Nessun media ha avvisato i cittadini di tale fatterello: che un libro che accusa di corruzione il loro capo del governo ha causato l’esilio finanziario di chi l’ha scritto e di chi l’ha pubblicato. Un po’ come accade in Russia e in Cina. Solo gli unici due giornali ancora leggibili ne hanno parlato: il Fatto e L’Indipendente, non a caso disprezzati da molti, forse proprio per questo loro vizio di pubblicare ancora notizie, nel 2025. (Ne hanno parlato anche, “da destra”, come era prevedibile, La Verità e Panorama). E i progressisti? I giornaloni, i sindacati, le associazioni. E i giornalisti sulle barricate in TV? Gli Augias, i Gramellini, i Formigli. E quelli delle testate moderne, sensibili, progredite? The Vision, Linkiesta, Internazionale… Spesso me li ritrovo sui social, che straordinarie penne appuntite, appassionate! Che straordinario silenzio.
E che dire di Nazione Indiana, dei Wu Ming, della seriosa pedagogia Einaudi? Dove sono gli scrittori impegnati? Che domande, quelli sono già troppo impegnati. Non vedete tutti i problemi che ci sono? Il riscaldamento globale, il maschio tossico, il lardo incombente di Adinolfi, la gentrificazione. È strabiliante come questi autonominati eredi di Pasolini non riescano a dire mai nulla che il TG1 non abbia già detto.
La verità è che parliamo di cervelli che si muovono come stormi, senza guida razionale autonoma. Si attivano solo dietro impulsi lessicali ereditati dalla sinistra che fu: “fascismo”, “Palestina”…
Si accorgono dei grandi problemi politici solo se commessi da governi di destra, o se colpiscono la causa palestinese. Hanno dovuto aspettare Trump per riscoprire l’imperialismo statunitense, la Meloni per rammentare la censura in Rai.
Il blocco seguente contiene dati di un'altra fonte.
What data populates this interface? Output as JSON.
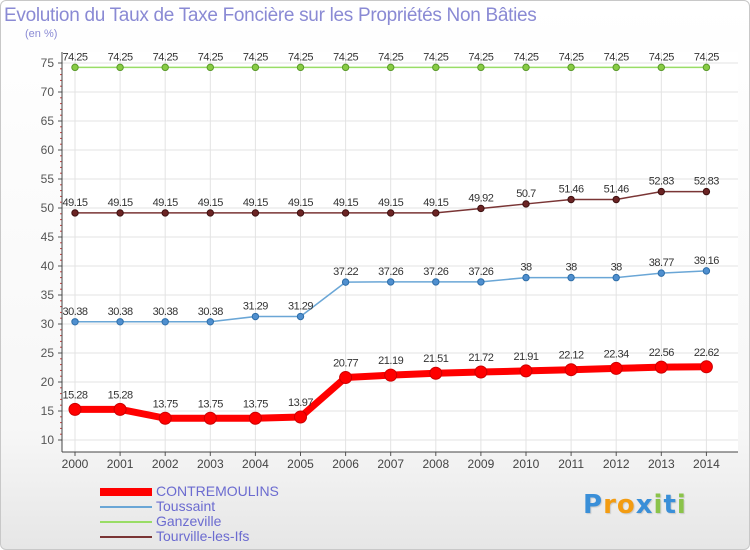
{
  "chart_data": {
    "type": "line",
    "title": "Evolution du Taux de Taxe Foncière sur les Propriétés Non Bâties",
    "ylabel": "(en %)",
    "xlabel": "",
    "ylim": [
      10,
      75
    ],
    "yticks": [
      10,
      15,
      20,
      25,
      30,
      35,
      40,
      45,
      50,
      55,
      60,
      65,
      70,
      75
    ],
    "grid": true,
    "legend_position": "bottom-left",
    "categories": [
      "2000",
      "2001",
      "2002",
      "2003",
      "2004",
      "2005",
      "2006",
      "2007",
      "2008",
      "2009",
      "2010",
      "2011",
      "2012",
      "2013",
      "2014"
    ],
    "series": [
      {
        "name": "CONTREMOULINS",
        "color": "#ff0000",
        "values": [
          15.28,
          15.28,
          13.75,
          13.75,
          13.75,
          13.97,
          20.77,
          21.19,
          21.51,
          21.72,
          21.91,
          22.12,
          22.34,
          22.56,
          22.62
        ],
        "labels": [
          "15.28",
          "15.28",
          "13.75",
          "13.75",
          "13.75",
          "13.97",
          "20.77",
          "21.19",
          "21.51",
          "21.72",
          "21.91",
          "22.12",
          "22.34",
          "22.56",
          "22.62"
        ]
      },
      {
        "name": "Toussaint",
        "color": "#6aa6d6",
        "values": [
          30.38,
          30.38,
          30.38,
          30.38,
          31.29,
          31.29,
          37.22,
          37.26,
          37.26,
          37.26,
          38,
          38,
          38,
          38.77,
          39.16
        ],
        "labels": [
          "30.38",
          "30.38",
          "30.38",
          "30.38",
          "31.29",
          "31.29",
          "37.22",
          "37.26",
          "37.26",
          "37.26",
          "38",
          "38",
          "38",
          "38.77",
          "39.16"
        ]
      },
      {
        "name": "Ganzeville",
        "color": "#99dd66",
        "values": [
          74.25,
          74.25,
          74.25,
          74.25,
          74.25,
          74.25,
          74.25,
          74.25,
          74.25,
          74.25,
          74.25,
          74.25,
          74.25,
          74.25,
          74.25
        ],
        "labels": [
          "74.25",
          "74.25",
          "74.25",
          "74.25",
          "74.25",
          "74.25",
          "74.25",
          "74.25",
          "74.25",
          "74.25",
          "74.25",
          "74.25",
          "74.25",
          "74.25",
          "74.25"
        ]
      },
      {
        "name": "Tourville-les-Ifs",
        "color": "#7a3535",
        "values": [
          49.15,
          49.15,
          49.15,
          49.15,
          49.15,
          49.15,
          49.15,
          49.15,
          49.15,
          49.92,
          50.7,
          51.46,
          51.46,
          52.83,
          52.83
        ],
        "labels": [
          "49.15",
          "49.15",
          "49.15",
          "49.15",
          "49.15",
          "49.15",
          "49.15",
          "49.15",
          "49.15",
          "49.92",
          "50.7",
          "51.46",
          "51.46",
          "52.83",
          "52.83"
        ]
      }
    ]
  },
  "legend": [
    "CONTREMOULINS",
    "Toussaint",
    "Ganzeville",
    "Tourville-les-Ifs"
  ],
  "logo": {
    "text": "Proxiti",
    "letters": [
      "P",
      "r",
      "o",
      "x",
      "i",
      "t",
      "i"
    ],
    "colors": [
      "#3a8fd8",
      "#f39c12",
      "#f39c12",
      "#3a8fd8",
      "#8bc34a",
      "#3a8fd8",
      "#8bc34a"
    ]
  }
}
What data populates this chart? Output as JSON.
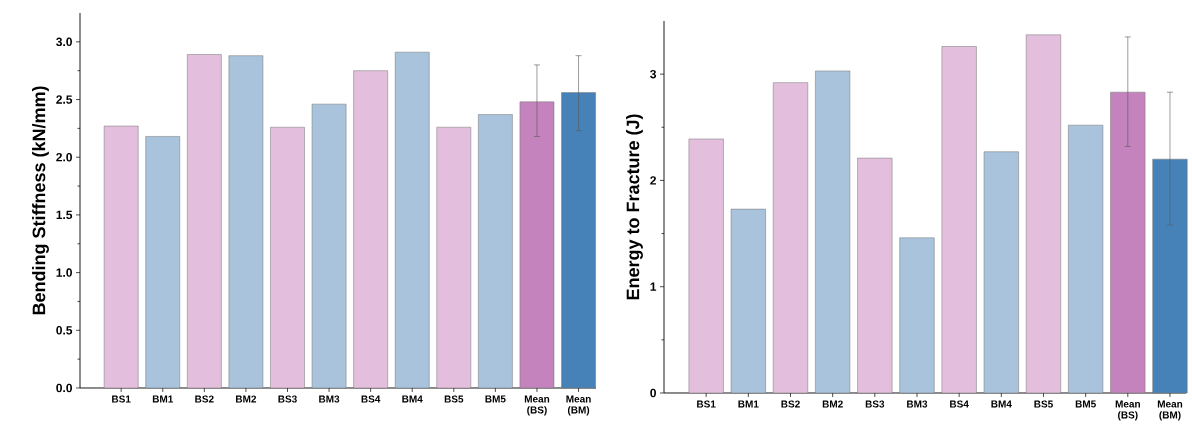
{
  "chart_data": [
    {
      "type": "bar",
      "ylabel": "Bending Stiffness (kN/mm)",
      "categories": [
        "BS1",
        "BM1",
        "BS2",
        "BM2",
        "BS3",
        "BM3",
        "BS4",
        "BM4",
        "BS5",
        "BM5",
        "Mean (BS)",
        "Mean (BM)"
      ],
      "values": [
        2.27,
        2.18,
        2.89,
        2.88,
        2.26,
        2.46,
        2.75,
        2.91,
        2.26,
        2.37,
        2.48,
        2.56
      ],
      "colors": [
        "#e3bfdd",
        "#a9c3dc",
        "#e3bfdd",
        "#a9c3dc",
        "#e3bfdd",
        "#a9c3dc",
        "#e3bfdd",
        "#a9c3dc",
        "#e3bfdd",
        "#a9c3dc",
        "#c483bd",
        "#4682b8"
      ],
      "errors": [
        null,
        null,
        null,
        null,
        null,
        null,
        null,
        null,
        null,
        null,
        [
          2.18,
          2.8
        ],
        [
          2.23,
          2.88
        ]
      ],
      "ylim": [
        0,
        3.25
      ],
      "yticks": [
        {
          "value": 0,
          "label": "0.0"
        },
        0.5,
        {
          "value": 1,
          "label": "1.0"
        },
        1.5,
        {
          "value": 2,
          "label": "2.0"
        },
        2.5,
        {
          "value": 3,
          "label": "3.0"
        }
      ]
    },
    {
      "type": "bar",
      "ylabel": "Energy to Fracture (J)",
      "categories": [
        "BS1",
        "BM1",
        "BS2",
        "BM2",
        "BS3",
        "BM3",
        "BS4",
        "BM4",
        "BS5",
        "BM5",
        "Mean (BS)",
        "Mean (BM)"
      ],
      "values": [
        2.39,
        1.73,
        2.92,
        3.03,
        2.21,
        1.46,
        3.26,
        2.27,
        3.37,
        2.52,
        2.83,
        2.2
      ],
      "colors": [
        "#e3bfdd",
        "#a9c3dc",
        "#e3bfdd",
        "#a9c3dc",
        "#e3bfdd",
        "#a9c3dc",
        "#e3bfdd",
        "#a9c3dc",
        "#e3bfdd",
        "#a9c3dc",
        "#c483bd",
        "#4682b8"
      ],
      "errors": [
        null,
        null,
        null,
        null,
        null,
        null,
        null,
        null,
        null,
        null,
        [
          2.32,
          3.35
        ],
        [
          1.58,
          2.83
        ]
      ],
      "ylim": [
        0,
        3.5
      ],
      "yticks": [
        0,
        1,
        2,
        3
      ]
    }
  ]
}
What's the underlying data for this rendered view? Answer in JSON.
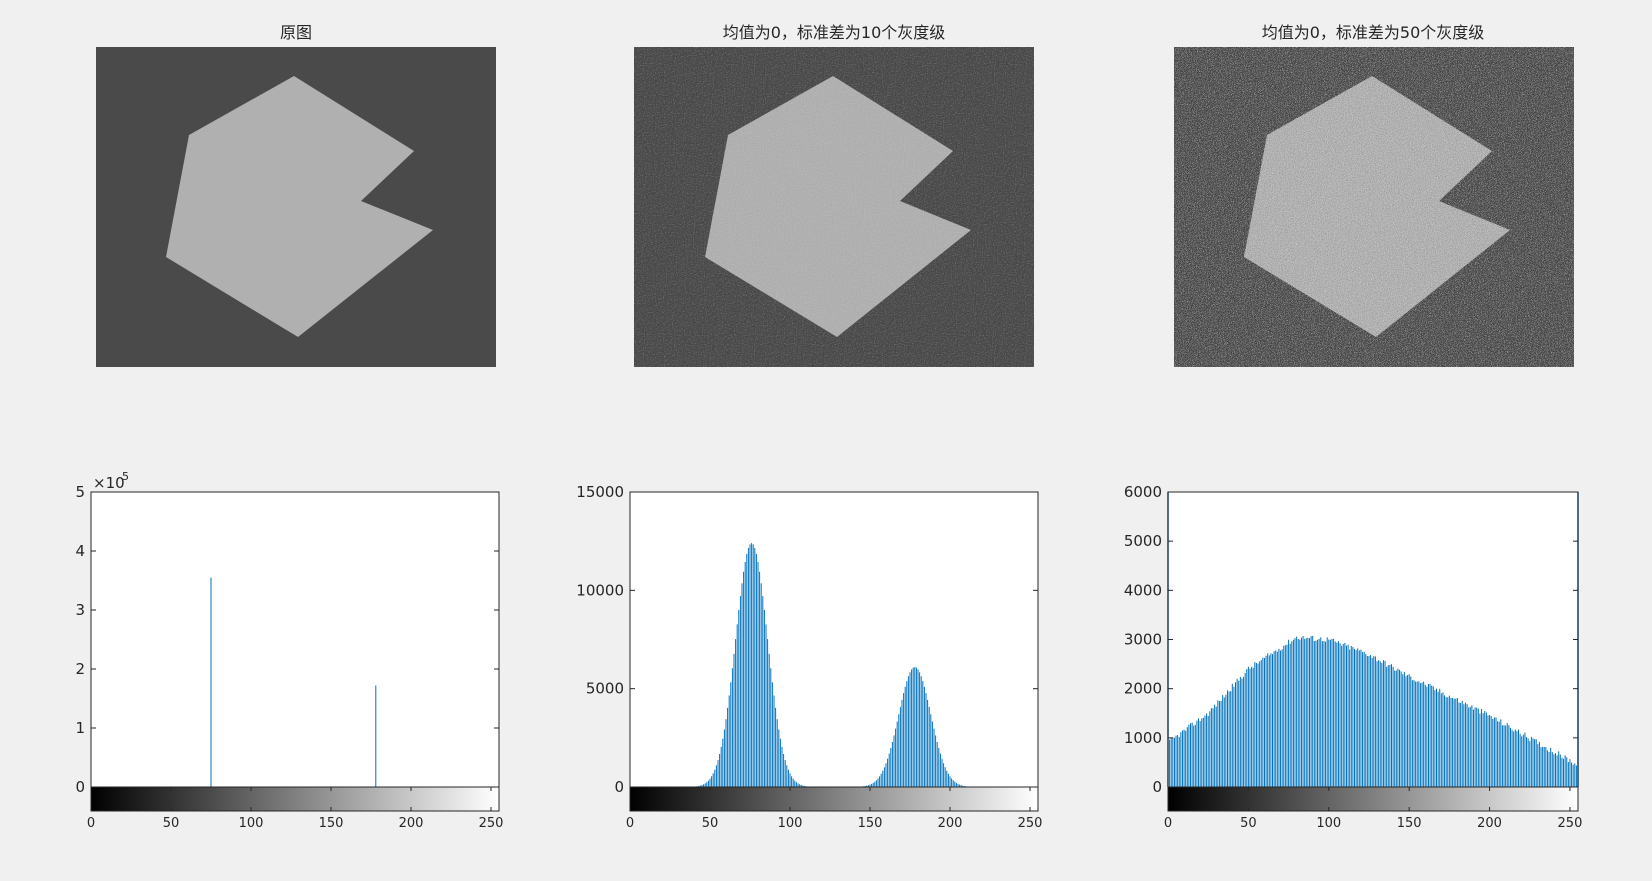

Le censure sui social prima servivano ad arginare l’odio dei fascisti, poi forse hanno capito che l’obiettivo era un altro, quando è iniziata la mattanza in Palestina. Dello stesso fenomeno del debanking ne hanno avuto sentore solo perché ha colpito Francesca Albanese. Abbiamo dovuto aspettare un genocidio perché si accorgessero che L’INTERA filiera mediatica del discorso pubblico in Italia è totalmente corrotta, tanto più criminale quanto più progressista (per quelli che l’hanno capito in tempo, perché dopo due anni di sterminio e di silenzio i media “Buoni” si sono riposizionati, ingannando di nuovo qualcuno, ancora).
E con questo ho concluso la mia ennesima invettiva contro il Grande Traditore, il “ceto medio riflessivo”, che non ha affatto gli strumenti per riflettere mentre il mondo gli crolla intorno, e che finirà schiacciato.